The Syrian Observatory for Human Rights (SOHR), a non-governmental organization (NGO), reported on Tuesday that its sources on the ground had seen evidence of “ethnic cleansing” by pro-Turkish militias in Aleppo governate and areas where the SDF and SNA are fighting.
“SOHR activists reported that Turkish-backed factions carry out humanitarian crimes and violations,” the organization relayed, “in light of the cut of communication and electricity off the civilians being sieged in Al-Shuhabaa area and northern Aleppo countryside that was taken control over in the ‘Dawn of Freedom’ operation.” “Dawn of Freedom” is the SNA operation to oust Kurdish forces from the Turkish-Syrian border.
The group reported that it could confirm, based on its sources, the massacre of at least 11 people in al-Shahabaa (Shahba), part of Aleppo governate, and the mass arrest of unnamed “young men.”
The Kurdish Iraqi-based news organization Rudaw reported on Thursday that the SDF believed the pro-Turkish militants had “detailed 15,000 people” from Shahba, with whom they had lost all communication.
“Turkish-backed mercenaries have launched a large-scale kidnapping and enslavement campaign against civilians besieged in the Shahba region, north of Aleppo,” the SDF denounced in a statement. “Over 120 vehicles carrying hundreds of civilians, who were attempting to evacuate to areas in north and eastern Syria, were abducted and taken to an unknown destination near the Sheikh Najjar area.”
The SDF went on to accuse the militias of seeking the “enslavement” of the missing people, who are “facing starvation and water shortages.”

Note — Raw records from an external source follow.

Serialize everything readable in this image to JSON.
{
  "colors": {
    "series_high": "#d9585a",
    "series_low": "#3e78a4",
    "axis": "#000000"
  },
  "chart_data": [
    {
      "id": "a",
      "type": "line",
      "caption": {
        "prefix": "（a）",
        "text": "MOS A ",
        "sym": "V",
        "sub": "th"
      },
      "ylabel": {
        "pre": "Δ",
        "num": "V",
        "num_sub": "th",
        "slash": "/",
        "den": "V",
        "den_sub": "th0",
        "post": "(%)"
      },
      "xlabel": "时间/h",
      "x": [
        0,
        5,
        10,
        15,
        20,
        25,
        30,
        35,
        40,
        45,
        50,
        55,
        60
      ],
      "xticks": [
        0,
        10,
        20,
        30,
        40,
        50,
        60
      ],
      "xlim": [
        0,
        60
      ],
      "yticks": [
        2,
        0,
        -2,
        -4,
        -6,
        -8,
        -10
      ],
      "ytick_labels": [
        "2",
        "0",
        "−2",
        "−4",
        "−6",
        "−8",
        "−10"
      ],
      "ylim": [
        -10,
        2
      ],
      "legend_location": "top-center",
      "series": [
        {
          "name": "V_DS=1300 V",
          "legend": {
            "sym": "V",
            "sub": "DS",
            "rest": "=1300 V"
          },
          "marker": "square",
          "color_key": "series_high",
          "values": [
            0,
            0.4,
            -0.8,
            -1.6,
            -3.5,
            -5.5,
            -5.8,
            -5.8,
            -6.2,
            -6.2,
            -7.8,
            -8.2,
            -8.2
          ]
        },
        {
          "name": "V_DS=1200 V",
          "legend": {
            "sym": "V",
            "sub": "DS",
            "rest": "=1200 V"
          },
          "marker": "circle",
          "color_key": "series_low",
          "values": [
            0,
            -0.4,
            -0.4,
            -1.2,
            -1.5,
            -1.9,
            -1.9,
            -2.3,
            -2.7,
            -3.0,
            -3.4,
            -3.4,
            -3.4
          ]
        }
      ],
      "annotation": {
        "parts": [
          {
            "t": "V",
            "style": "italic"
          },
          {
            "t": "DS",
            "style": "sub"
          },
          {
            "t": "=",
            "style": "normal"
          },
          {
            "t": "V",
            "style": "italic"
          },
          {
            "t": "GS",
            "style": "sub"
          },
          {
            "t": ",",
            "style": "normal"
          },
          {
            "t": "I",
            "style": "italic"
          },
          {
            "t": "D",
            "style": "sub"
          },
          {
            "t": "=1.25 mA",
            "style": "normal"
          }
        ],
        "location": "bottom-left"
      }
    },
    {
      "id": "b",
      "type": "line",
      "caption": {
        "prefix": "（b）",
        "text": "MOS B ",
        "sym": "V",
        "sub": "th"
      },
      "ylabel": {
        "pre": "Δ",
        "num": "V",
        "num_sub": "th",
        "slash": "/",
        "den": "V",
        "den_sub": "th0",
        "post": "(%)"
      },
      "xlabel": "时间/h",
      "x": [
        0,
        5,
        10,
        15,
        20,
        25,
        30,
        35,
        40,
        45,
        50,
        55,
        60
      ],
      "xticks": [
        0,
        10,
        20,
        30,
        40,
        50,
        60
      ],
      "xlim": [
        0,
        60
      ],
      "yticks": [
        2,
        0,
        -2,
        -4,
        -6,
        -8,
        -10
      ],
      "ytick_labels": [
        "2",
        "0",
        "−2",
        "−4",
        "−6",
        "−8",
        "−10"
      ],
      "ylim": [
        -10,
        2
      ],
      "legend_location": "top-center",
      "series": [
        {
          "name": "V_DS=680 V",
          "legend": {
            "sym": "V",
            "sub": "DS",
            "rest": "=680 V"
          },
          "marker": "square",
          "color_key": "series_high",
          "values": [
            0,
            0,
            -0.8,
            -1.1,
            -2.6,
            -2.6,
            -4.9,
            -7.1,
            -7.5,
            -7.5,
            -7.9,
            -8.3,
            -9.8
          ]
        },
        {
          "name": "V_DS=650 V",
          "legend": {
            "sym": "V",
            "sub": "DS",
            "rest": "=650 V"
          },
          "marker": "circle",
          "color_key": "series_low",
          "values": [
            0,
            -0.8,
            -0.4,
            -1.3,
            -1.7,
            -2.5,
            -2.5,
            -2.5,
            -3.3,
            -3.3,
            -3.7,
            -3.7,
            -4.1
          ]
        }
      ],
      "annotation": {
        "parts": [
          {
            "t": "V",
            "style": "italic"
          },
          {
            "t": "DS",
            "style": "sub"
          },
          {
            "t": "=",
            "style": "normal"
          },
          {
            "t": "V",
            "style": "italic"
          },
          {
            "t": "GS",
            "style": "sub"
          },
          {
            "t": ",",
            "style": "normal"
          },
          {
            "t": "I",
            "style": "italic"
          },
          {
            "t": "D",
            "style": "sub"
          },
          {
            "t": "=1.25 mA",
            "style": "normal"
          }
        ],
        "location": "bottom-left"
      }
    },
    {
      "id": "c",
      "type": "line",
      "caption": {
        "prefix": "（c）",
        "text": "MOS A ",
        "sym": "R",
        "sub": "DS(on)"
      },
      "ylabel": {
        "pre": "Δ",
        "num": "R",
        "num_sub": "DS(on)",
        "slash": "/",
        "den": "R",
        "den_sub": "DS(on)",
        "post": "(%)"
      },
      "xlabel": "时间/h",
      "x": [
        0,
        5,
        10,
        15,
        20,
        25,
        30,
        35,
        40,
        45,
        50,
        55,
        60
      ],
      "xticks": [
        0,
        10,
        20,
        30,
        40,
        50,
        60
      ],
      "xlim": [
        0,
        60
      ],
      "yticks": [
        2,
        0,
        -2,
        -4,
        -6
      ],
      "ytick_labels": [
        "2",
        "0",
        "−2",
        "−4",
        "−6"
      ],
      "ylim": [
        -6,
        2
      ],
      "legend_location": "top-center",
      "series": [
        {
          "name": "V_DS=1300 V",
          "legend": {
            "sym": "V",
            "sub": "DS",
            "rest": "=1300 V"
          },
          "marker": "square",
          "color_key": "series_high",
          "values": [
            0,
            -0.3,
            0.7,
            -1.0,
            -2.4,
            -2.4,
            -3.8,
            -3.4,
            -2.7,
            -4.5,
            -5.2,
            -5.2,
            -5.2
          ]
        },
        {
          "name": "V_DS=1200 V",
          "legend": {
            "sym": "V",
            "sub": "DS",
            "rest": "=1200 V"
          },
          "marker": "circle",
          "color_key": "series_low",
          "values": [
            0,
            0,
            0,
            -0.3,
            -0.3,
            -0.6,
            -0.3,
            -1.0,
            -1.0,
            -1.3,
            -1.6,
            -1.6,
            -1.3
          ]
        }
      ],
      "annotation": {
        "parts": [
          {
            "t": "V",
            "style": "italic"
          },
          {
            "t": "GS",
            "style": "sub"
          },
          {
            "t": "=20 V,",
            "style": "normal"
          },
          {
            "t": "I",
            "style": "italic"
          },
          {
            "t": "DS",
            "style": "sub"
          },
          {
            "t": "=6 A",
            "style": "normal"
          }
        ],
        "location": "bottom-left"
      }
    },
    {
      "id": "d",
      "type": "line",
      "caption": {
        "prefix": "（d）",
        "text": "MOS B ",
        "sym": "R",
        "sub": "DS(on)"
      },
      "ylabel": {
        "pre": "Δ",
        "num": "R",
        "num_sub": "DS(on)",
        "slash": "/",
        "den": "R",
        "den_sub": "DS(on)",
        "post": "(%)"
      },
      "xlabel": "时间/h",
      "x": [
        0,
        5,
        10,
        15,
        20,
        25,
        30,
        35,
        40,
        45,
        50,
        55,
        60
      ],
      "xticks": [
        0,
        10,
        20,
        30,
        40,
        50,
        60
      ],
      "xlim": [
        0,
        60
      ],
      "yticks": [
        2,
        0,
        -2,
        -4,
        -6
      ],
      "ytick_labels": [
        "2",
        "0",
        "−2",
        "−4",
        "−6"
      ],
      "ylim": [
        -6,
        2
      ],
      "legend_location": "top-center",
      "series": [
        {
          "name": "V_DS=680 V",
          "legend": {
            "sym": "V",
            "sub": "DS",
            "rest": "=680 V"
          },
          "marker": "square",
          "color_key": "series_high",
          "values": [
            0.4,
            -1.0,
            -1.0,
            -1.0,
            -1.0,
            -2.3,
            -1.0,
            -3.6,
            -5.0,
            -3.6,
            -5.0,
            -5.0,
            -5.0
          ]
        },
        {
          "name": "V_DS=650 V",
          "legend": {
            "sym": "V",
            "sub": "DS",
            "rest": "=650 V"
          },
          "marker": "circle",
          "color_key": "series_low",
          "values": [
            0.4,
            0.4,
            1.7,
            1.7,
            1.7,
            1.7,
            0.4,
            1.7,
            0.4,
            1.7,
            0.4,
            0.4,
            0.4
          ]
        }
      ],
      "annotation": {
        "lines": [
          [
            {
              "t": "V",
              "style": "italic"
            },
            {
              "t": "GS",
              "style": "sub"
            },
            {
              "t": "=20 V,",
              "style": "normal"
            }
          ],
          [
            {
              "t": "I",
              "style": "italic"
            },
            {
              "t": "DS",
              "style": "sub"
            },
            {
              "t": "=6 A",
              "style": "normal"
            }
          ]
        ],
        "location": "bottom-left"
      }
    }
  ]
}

Rudaw cited a second source — local administration Sheikhmous Ahmed — who also reportedly confirmed the disappearance of 15,000 people “to an unknown place.” Ahmed added that another 100,000 people were reportedly displaced by the current conflict between the SDF and the SNA.
The SDF further warned on Thursday that it is documenting heightened Islamic State activity in the region since the pro-Turkish militias began to attack. The Kurdish outlet Bas News reported that the SDF documented attacks by Islamic State terrorists outside of Aleppo, in Homs and Deir ez-Zor. The outlet also reported, similarly, on the missing 100,000 displaced people affected by the SNA and noted that the militias are not allowing civilians from leaving Shahbah.
Bas News added the alarming detail that “Turkish-backed armed factions have seized over 120 humanitarian vehicles intended to transport civilians to safety, further complicating the crisis.”
The Turkish government has overtly invaded Syrian territory in the interest of eliminating Kurdish forces in the past five years, but Erdogan is also stridently opposed to the Assad dictatorship. In 2016, justifying another military adventure into Syria, Erdogan declared, “We entered there to end the rule of the tyrant al-Assad who terrorizes with state terror.”
The Turkish National Defense Ministry reiterated on Thursday that the SDF was allegedly a “serious” threat to the Erdogan regime in apparent support of the SNA’s attacks. The Turkish state news outlet Anadolu Agency paraphrased a statement from the defense ministry insisting that Turkey would “not allow terrorist groups to exploit the instability in the region,” referring to the SDF.
“All necessary measures are being taken by our troops to maintain stability in the region, and close cooperation and coordination with our counterparts have continued since the very beginning of the process,” a Defense Ministry spokesman reiterated on Thursday, according to the Turkish newspaper Hurriyet. “We emphasize once again … that we will not allow the PKK/YPG terrorist organization, which poses a serious threat to Syria’s territorial integrity, sovereignty and the security of our region, to take advantage of the instability in the region.”